I never went through anything remotely like what Mr. Alexie or any of the protagonists on Ms. Gurdon's list of books went through. But I've certainly suffered a few scaring events and betrayals in my life. There are two of three I will never forget. But I can't think that reading about people who've suffered similar things would help me "process" or "get over" those memories. What helps more than anything else is to see that the world is larger than it seemed in those moments, when the only thing you knew was the pain of loss. What helps is to know that there are other days, other people, other places, other lives.

"Move on?" The suggestion is an insult to anyone who's suffered. "Forget it?" Impossible. But what about: Add on. What about: Grow.

In the midst of World War II, Winston Churchill admitted that among his other reading material there were the works of Jane Austen. Jane Austen, you say?

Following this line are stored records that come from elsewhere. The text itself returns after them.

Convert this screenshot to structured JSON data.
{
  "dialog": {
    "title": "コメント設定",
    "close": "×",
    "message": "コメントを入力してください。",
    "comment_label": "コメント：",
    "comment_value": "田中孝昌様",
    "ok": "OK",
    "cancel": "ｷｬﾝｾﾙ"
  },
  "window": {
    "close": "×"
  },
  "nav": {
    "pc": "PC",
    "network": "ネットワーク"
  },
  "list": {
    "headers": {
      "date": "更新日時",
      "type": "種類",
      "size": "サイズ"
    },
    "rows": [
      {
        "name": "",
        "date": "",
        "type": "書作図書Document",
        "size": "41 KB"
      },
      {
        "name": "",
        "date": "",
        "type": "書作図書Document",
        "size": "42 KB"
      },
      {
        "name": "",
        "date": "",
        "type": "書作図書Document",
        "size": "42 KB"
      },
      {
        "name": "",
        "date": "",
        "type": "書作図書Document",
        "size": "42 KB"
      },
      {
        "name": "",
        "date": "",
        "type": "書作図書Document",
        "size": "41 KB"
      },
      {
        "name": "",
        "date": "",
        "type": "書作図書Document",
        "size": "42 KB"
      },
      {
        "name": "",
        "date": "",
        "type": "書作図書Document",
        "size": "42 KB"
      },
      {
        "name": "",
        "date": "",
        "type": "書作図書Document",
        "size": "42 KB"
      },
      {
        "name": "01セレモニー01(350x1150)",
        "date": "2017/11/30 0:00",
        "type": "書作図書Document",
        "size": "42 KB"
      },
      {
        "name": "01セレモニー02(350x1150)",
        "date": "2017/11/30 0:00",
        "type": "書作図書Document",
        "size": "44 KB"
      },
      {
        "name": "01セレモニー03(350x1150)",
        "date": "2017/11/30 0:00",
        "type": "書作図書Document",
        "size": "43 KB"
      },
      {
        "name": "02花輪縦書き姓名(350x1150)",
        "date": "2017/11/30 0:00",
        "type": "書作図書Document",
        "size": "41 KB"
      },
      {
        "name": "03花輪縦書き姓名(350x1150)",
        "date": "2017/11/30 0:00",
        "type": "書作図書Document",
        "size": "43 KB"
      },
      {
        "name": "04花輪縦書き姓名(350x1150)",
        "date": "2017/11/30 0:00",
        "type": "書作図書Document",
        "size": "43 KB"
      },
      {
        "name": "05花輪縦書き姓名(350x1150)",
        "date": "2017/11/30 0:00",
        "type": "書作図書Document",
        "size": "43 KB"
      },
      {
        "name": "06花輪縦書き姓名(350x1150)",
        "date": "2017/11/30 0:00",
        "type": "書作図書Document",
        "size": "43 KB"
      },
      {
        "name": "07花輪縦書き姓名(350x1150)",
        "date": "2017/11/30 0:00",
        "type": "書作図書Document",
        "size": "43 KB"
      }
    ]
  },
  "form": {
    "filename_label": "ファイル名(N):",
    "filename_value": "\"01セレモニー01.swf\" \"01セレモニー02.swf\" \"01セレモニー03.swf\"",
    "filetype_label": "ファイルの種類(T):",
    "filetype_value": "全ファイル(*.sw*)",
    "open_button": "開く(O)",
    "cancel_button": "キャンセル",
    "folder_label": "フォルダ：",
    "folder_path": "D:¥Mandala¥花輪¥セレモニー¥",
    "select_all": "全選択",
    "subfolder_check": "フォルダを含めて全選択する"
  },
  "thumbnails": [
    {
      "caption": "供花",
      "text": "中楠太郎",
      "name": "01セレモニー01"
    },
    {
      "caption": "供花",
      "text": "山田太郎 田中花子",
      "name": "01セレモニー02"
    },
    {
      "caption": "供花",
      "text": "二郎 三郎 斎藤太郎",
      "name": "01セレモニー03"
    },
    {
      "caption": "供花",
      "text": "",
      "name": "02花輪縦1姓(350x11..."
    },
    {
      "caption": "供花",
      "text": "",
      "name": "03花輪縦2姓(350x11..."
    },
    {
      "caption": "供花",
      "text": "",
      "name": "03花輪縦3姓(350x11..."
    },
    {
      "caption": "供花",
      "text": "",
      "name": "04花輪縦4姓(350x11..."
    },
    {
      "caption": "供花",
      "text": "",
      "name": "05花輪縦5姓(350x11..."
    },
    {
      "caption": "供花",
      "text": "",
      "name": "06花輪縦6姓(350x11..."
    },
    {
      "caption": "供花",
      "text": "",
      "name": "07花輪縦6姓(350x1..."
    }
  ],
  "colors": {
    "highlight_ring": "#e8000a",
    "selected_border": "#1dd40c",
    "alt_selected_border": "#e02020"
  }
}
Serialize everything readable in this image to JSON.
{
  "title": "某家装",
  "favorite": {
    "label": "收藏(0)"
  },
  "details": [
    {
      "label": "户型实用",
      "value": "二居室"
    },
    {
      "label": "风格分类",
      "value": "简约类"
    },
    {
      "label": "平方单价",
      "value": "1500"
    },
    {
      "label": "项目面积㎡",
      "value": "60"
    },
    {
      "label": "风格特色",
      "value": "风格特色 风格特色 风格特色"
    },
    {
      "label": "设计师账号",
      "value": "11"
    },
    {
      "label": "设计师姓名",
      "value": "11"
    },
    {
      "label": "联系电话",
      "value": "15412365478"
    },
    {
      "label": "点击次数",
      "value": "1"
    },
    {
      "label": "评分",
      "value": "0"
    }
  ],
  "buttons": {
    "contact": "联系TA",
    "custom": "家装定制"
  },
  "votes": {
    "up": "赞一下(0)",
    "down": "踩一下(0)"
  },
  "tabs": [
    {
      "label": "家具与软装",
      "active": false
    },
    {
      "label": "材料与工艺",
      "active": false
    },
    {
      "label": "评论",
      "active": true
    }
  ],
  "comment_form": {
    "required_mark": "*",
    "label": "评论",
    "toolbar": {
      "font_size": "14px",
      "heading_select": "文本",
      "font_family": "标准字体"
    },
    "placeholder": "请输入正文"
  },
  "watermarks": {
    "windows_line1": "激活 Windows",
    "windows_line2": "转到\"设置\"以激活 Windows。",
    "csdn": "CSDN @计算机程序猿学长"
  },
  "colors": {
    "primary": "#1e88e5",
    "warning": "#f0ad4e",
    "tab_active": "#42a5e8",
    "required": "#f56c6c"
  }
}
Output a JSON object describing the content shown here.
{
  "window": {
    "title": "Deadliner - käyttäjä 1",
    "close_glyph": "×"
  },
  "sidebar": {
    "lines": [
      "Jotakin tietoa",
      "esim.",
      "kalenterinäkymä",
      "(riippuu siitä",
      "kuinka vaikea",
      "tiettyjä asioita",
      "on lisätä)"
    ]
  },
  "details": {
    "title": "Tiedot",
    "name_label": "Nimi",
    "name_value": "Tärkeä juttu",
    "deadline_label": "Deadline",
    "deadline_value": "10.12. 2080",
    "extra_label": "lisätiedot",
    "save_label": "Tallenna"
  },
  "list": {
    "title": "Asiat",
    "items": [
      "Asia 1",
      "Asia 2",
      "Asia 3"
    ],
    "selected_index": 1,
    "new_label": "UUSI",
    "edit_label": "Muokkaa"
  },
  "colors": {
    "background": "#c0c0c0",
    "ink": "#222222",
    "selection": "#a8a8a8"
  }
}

Whose militia is best represented by the effete George Wickham? What could books like that possibly do to help readers in a world of Blitz and Holocaust? A harmless diversion. Escapist literature. Not really very true to life—at least not to the life that statesmen and soldiers were living, and have to live.

But it is to that life that we all aspire, and should aspire. Someday we too will be in a position—or perhaps, most of us already have been, and still are—to mete out to others according to—well, some measure, some measure which we will have to choose. It should not be the measure according to which it was measured to us. Please God, we will be able to look back on what we endured, however great or slight it was, and say, "I will not so do." But "will not do" is of little help in determining what you will do. We need models of goodness and beauty as well as medicines for evil and ugliness. After the operation, after the in-hospital therapy, we need to walk on our own—we need to run again, we need to dance—not to keep on reworking the same tired, sick motions that our ailing body had to go through in the wake of the accident or the illness. To do that is to remain forever wounded.